Ford Mustang Bullitt 2019 test
Manewr wykonywany na zamkniętej drodze dojazdowej do toru wyścigowego. Nie próbujcie tego na drogach publicznych.

Starosta powiatu legionowskiego zwraca uwagę, że fotoradar postawiono niezgodnie z prawem

Pisałem o tym niedawno, nawet „eksperci od BRD” zamieścili zrzut ekranowy mojego tekstu i dopisali do niego obraźliwy tekst, ale na szczęście komentatorzy wykazali się większym rozsądkiem od „ekspertów”. Sprawa ma swój dalszy ciąg. Starosta powiatu legionowskiego zauważa, że fotoradar w pasie drogi został postawiony nielegalnie, ponieważ pomiar prędkości musi odbywać się zgodnie z przepisami. Wzbudza to oczywiście oburzenie „ekspertów” i aktywistów. Jak to coś ma się odbywać zgodnie z przepisami? To skandal! Wywieźć starostę na taczkach z gnojem! Jeśli chodzi o Wyższą Sprawę (nieważne jaką – ważne że dla kogoś jest ważna), to wtedy przepisy przestają być istotne. No chyba że chodzi o kierowców, oni zawsze muszą jechać zgodnie z przepisami. Powala mnie ten relatywizm – jedno złamanie prawa usprawiedliwiamy, drugie ganimy. Przekraczanie prędkości jest zakazane. Stawianie fotoradaru w pasie drogi gdzie nam się podoba także jest zakazane. Z punktu widzenia przepisów status obu tych rzeczy jest taki sam.

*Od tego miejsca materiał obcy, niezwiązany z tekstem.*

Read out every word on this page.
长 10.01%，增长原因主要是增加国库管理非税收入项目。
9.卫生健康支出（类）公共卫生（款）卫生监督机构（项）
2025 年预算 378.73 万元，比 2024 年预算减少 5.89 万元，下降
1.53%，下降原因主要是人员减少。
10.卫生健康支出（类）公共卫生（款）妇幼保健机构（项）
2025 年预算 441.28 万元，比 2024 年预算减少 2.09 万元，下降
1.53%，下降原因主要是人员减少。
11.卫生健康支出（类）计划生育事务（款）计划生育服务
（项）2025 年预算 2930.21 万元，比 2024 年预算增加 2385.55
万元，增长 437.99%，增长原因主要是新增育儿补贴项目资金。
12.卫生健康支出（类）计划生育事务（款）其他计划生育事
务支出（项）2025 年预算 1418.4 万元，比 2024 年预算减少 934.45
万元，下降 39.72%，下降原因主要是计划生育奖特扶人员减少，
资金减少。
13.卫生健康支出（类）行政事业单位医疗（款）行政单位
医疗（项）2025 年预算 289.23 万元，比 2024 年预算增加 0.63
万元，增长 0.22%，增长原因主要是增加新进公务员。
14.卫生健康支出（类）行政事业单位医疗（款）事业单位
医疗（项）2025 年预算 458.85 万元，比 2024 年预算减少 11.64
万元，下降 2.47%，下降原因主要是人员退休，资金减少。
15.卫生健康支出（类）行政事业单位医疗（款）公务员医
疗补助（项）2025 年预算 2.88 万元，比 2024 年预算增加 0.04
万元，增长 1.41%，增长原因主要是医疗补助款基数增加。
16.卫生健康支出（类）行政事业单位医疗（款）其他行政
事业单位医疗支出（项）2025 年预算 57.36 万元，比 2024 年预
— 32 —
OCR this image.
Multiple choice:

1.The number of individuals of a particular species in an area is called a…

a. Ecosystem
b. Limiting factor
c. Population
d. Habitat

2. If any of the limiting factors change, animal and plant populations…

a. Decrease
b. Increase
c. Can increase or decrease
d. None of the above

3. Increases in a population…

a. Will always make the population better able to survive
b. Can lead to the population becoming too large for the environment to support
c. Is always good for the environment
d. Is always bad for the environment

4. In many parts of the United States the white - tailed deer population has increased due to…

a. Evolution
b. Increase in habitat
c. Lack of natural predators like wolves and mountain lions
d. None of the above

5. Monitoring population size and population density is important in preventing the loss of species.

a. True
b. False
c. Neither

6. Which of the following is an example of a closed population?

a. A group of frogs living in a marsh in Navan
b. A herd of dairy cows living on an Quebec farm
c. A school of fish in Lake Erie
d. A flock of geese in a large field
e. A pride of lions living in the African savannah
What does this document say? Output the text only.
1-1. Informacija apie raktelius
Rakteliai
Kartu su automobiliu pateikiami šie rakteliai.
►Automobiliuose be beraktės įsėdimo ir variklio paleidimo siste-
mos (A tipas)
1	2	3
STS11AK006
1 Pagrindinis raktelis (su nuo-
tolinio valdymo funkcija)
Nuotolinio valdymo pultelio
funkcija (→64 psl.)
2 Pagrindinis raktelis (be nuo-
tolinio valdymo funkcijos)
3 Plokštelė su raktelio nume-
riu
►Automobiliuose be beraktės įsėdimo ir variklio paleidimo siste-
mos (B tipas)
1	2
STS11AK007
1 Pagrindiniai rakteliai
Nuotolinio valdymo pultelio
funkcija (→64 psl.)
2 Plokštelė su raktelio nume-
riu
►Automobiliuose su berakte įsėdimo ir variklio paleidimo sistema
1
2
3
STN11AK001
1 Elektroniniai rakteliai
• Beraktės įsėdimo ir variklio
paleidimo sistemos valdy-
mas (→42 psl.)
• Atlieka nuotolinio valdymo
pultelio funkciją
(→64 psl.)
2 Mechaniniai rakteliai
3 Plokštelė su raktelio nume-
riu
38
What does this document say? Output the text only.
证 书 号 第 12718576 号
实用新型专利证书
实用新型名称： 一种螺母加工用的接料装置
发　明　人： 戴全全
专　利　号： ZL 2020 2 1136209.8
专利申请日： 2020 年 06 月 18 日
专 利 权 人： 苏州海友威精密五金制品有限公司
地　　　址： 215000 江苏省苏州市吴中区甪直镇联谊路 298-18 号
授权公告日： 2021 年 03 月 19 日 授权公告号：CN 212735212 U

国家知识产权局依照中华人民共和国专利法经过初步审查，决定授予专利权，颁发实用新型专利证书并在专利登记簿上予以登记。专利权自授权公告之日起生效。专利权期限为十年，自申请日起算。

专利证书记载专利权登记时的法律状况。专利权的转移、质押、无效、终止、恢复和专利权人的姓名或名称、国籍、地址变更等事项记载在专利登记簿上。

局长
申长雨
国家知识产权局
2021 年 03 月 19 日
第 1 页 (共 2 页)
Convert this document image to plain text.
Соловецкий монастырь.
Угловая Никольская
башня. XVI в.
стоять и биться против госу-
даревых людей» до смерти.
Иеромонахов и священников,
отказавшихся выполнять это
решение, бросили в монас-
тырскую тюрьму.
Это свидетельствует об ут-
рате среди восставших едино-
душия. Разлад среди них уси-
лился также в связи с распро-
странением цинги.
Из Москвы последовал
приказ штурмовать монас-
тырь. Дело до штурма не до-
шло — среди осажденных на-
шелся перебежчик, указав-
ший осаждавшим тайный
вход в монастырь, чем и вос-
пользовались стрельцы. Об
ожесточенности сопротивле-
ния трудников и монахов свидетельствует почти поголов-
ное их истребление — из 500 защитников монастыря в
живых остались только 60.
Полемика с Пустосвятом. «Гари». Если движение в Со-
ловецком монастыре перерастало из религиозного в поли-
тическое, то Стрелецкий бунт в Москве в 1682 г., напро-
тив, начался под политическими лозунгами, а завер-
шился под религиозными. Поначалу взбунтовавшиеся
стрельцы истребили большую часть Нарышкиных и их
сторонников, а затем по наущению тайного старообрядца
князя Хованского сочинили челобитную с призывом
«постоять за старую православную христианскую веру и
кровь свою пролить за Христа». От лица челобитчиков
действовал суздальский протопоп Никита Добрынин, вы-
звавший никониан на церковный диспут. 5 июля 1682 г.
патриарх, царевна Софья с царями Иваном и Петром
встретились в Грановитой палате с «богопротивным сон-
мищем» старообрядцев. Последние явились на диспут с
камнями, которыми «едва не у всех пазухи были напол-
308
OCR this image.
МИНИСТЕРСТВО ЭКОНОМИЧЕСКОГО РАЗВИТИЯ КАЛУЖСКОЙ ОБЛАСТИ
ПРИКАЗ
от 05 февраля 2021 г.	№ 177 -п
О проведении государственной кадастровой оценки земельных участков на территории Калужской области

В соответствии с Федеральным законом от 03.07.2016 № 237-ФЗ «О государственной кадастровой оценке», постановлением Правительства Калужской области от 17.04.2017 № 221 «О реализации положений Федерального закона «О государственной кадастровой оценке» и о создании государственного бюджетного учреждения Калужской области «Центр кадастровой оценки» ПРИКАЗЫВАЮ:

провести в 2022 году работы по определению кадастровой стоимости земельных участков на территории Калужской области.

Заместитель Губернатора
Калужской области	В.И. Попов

Co śmieszne, ja też jestem za skuteczniejszym egzekwowaniem ograniczeń prędkości, tylko źle reaguję na robienie czegoś na „urra!!!”. Bo zaraz dojdziemy do sytuacji, w której każdy mieszkaniec może postawić dowolne ograniczenie lub próg zwalniający gdzie tylko uważa, a wszystko dla bezpieczeństwa. Jeśli podważasz nieskoordynowane, nieprzemyślane i nielegalne działania, jesteś zabójcą dzieci i koniec.